Figure 2: Number of IPv6 addresses allocated vs. prefixes announced in BGP

The plots above and below clearly show the impact of the "last /8" policy. The difference between allocated and routed address space was not very noticeable until the policy came into effect. The gap has widened steadily since then. Similarly, the number of members without IPv6 decreased until the policy was updated in 2015, after which it began to grow again.

Figure 3: LIRs with and without an IPv6 allocation over time.

Unique requests

While it’s true that IPv6 has a seemingly endless amount of address space compared to IPv4, short-sighted or wasteful allocation policies could lead to premature exhaustion of the address space, as shown in the presentation “The Art of Running Out of IPv6 Addresses” by Benedikt Stockebrand at RIPE 77.

This is why RIPE's IPv6 policy explicitly lists "conservation" of address space as one of its goals, while recognising that there may be cases where an LIR needs an initial allocation greater than /29 or an extension of their allocation. In these cases the LIR can submit documentation to justify its request, which allows our Internet Resource Analysts to evaluate their needs.

It’s interesting to draw a parallel between this particular provision and the IANA-to-RIR IPv6 Policy: an RIR is eligible to receive additional IPv6 address space from the IANA only when some particular conditions are met and only after submitting a detailed justification.

So will the world run out of IPv6?

Well, not any time soon.

One of IANA's roles is to allocate Internet Number Resources (IP addresses and ASNs) from the global pool of unallocated resources to the RIRs, which then distribute them to networks in their respective service regions.

In December 1995, the Internet Engineeering Task Force (IETF) gave IANA responsibility for managing IPv6 address space (RFC 1881) while RFC 1884 defined the addressing architecture. This limited the Global Unicast Address range to 2000::/3 and reserved approximately 85% of the IPv6 address space for future definition and use.

On 14 July 1999, IANA started issuing /23 IPv6 blocks to the RIRs active at that time, in line with the relevant documents and RFCs.

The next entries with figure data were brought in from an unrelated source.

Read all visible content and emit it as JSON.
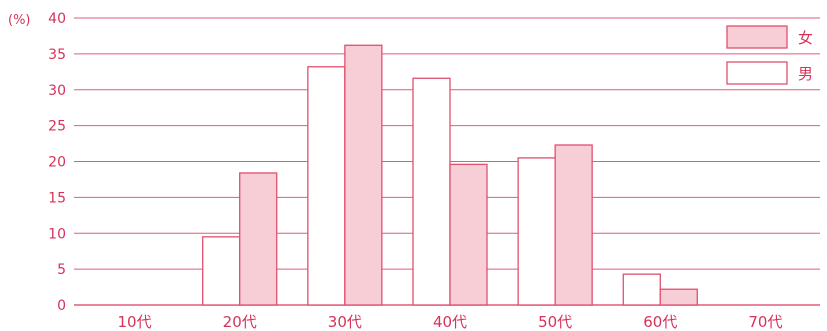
{
  "colors": {
    "axis": "#e25b7c",
    "text": "#d6335a",
    "female_fill": "#f7cdd6",
    "male_fill": "#ffffff",
    "bar_stroke": "#e0506f"
  },
  "chart_data": {
    "type": "bar",
    "title": "",
    "xlabel": "",
    "ylabel": "",
    "unit_label": "(%)",
    "categories": [
      "10代",
      "20代",
      "30代",
      "40代",
      "50代",
      "60代",
      "70代"
    ],
    "series": [
      {
        "name": "男",
        "values": [
          0,
          9.5,
          33.2,
          31.6,
          20.5,
          4.3,
          0
        ]
      },
      {
        "name": "女",
        "values": [
          0,
          18.4,
          36.2,
          19.6,
          22.3,
          2.2,
          0
        ]
      }
    ],
    "ylim": [
      0,
      40
    ],
    "yticks": [
      "0",
      "5",
      "10",
      "15",
      "20",
      "25",
      "30",
      "35",
      "40"
    ],
    "grid": true,
    "legend": {
      "placement": "top-right",
      "order": [
        "女",
        "男"
      ]
    }
  }
}
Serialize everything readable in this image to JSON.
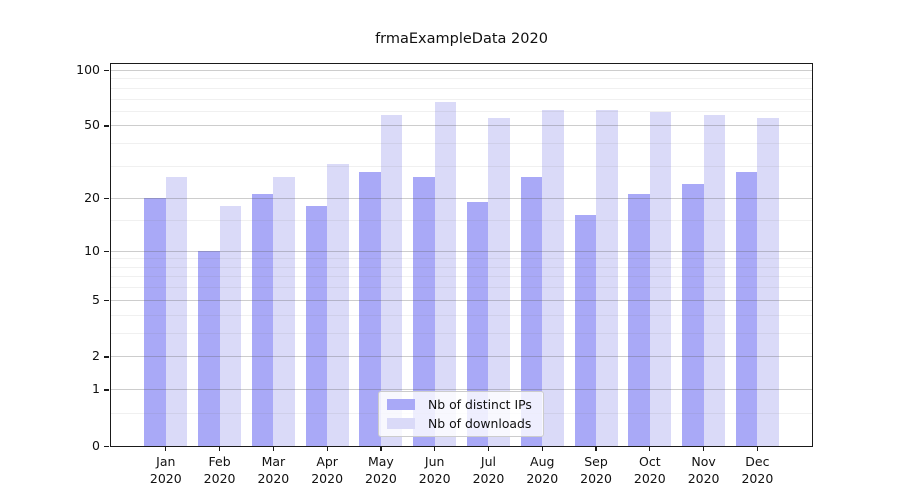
{
  "chart_data": {
    "type": "bar",
    "title": "frmaExampleData 2020",
    "categories": [
      "Jan 2020",
      "Feb 2020",
      "Mar 2020",
      "Apr 2020",
      "May 2020",
      "Jun 2020",
      "Jul 2020",
      "Aug 2020",
      "Sep 2020",
      "Oct 2020",
      "Nov 2020",
      "Dec 2020"
    ],
    "series": [
      {
        "name": "Nb of distinct IPs",
        "color": "#a9a9f7",
        "values": [
          20,
          10,
          21,
          18,
          28,
          26,
          19,
          26,
          16,
          21,
          24,
          28
        ]
      },
      {
        "name": "Nb of downloads",
        "color": "#dadaf8",
        "values": [
          26,
          18,
          26,
          31,
          57,
          67,
          55,
          61,
          61,
          59,
          57,
          55
        ]
      }
    ],
    "y_scale": "log1p",
    "y_ticks": [
      0,
      1,
      2,
      5,
      10,
      20,
      50,
      100
    ],
    "y_minor_gridlines": [
      0.5,
      3,
      4,
      6,
      7,
      8,
      9,
      15,
      30,
      40,
      60,
      70,
      80,
      90
    ],
    "ylim": [
      0,
      110
    ],
    "xlabel": "",
    "ylabel": "",
    "grid": "horizontal",
    "legend_position": "inside-bottom-center"
  }
}
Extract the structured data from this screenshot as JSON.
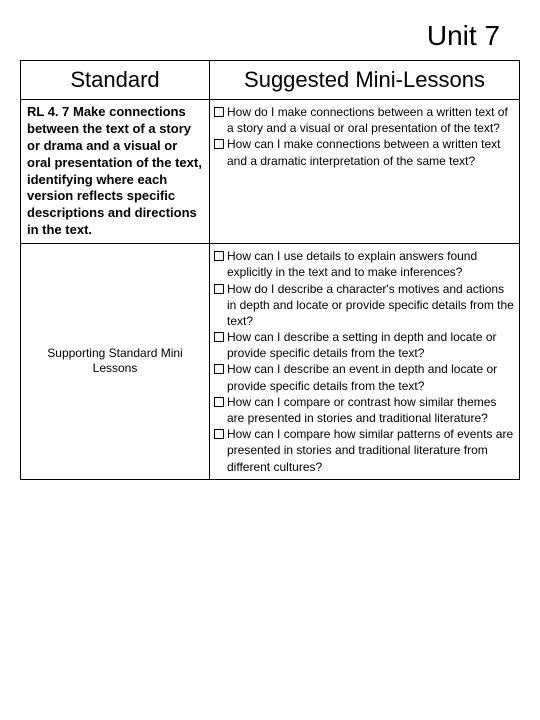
{
  "unit_title": "Unit 7",
  "headers": {
    "standard": "Standard",
    "lessons": "Suggested Mini-Lessons"
  },
  "rows": [
    {
      "standard": "RL 4. 7 Make connections between the text of a story or drama and a visual or oral presentation of the text, identifying where each version reflects specific descriptions and directions in the text.",
      "standard_bold": true,
      "lessons": [
        "How do I make connections between a written text of a story and a visual or oral presentation of the text?",
        "How can I make connections between a written text and a dramatic interpretation of the same text?"
      ]
    },
    {
      "standard": "Supporting Standard Mini Lessons",
      "standard_bold": false,
      "lessons": [
        "How can I use details to explain answers found explicitly in the text and to make inferences?",
        "How do I describe a character's motives and actions in depth and locate or provide specific details from the text?",
        "How can I describe a setting in depth and locate or provide specific details from the text?",
        "How can I describe an event in depth and locate or provide specific details from the text?",
        "How can I compare or contrast how similar themes are presented in stories and traditional literature?",
        "How can I compare how similar patterns of events are presented in stories and traditional literature from different cultures?"
      ]
    }
  ]
}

The current IANA-to-RIR IPv6 Policy (also published as ripe-376) came into force in 2006, and is based on the following principles:

• The unit of IPv6 allocation from IANA to an RIR is a /12,
• RIRs are able to apply their own allocation and reservation strategies, as defined by their communities
• An RIR is eligible to receive additional IPv6 address space from IANA when certain conditions are met

Figure 4: Pool of available, reserved and issued IPv6 address space

This chart shows how our IPv6 pool has changed over time. You can see when we received 2a00::/12 from IANA and that most of this address space is held in reserve, allowing LIRs to extend their allocations in the future without fragmenting the address space. At present, this is good practice, though no longer mandated by policy. The amount of space reserved for each allocation has changed during the last 20 years as further updates have been made to the policy, balancing fairness with responsible stewardship of the IPv6 address space.

If you're curious about IANA's IPv6 assignments to the RIRs, you can view their registry here.

(Not so) slow and steady wins the race

The anniversary of World IPv6 Launch is a good chance to periodically take stock of how IPv6 deployment is doing around the world. In the first few years, there wasn’t much to celebrate, but as the statistics from our colleagues at APNIC show, good progress is being made – and we are starting to see some very real numbers – with large markets like the US and India crossing the 50% mark, and with Germany, Japan, France and the UK sitting between 30-40%. 

Of course, there is still plenty of red on the map, and more progress needs to be made. Today though, it seems that we are heading in the right direction – and it is important to recognise just how quickly these percentages can increase with the deployment of a single large service provider in a country (with India being one notable example of this).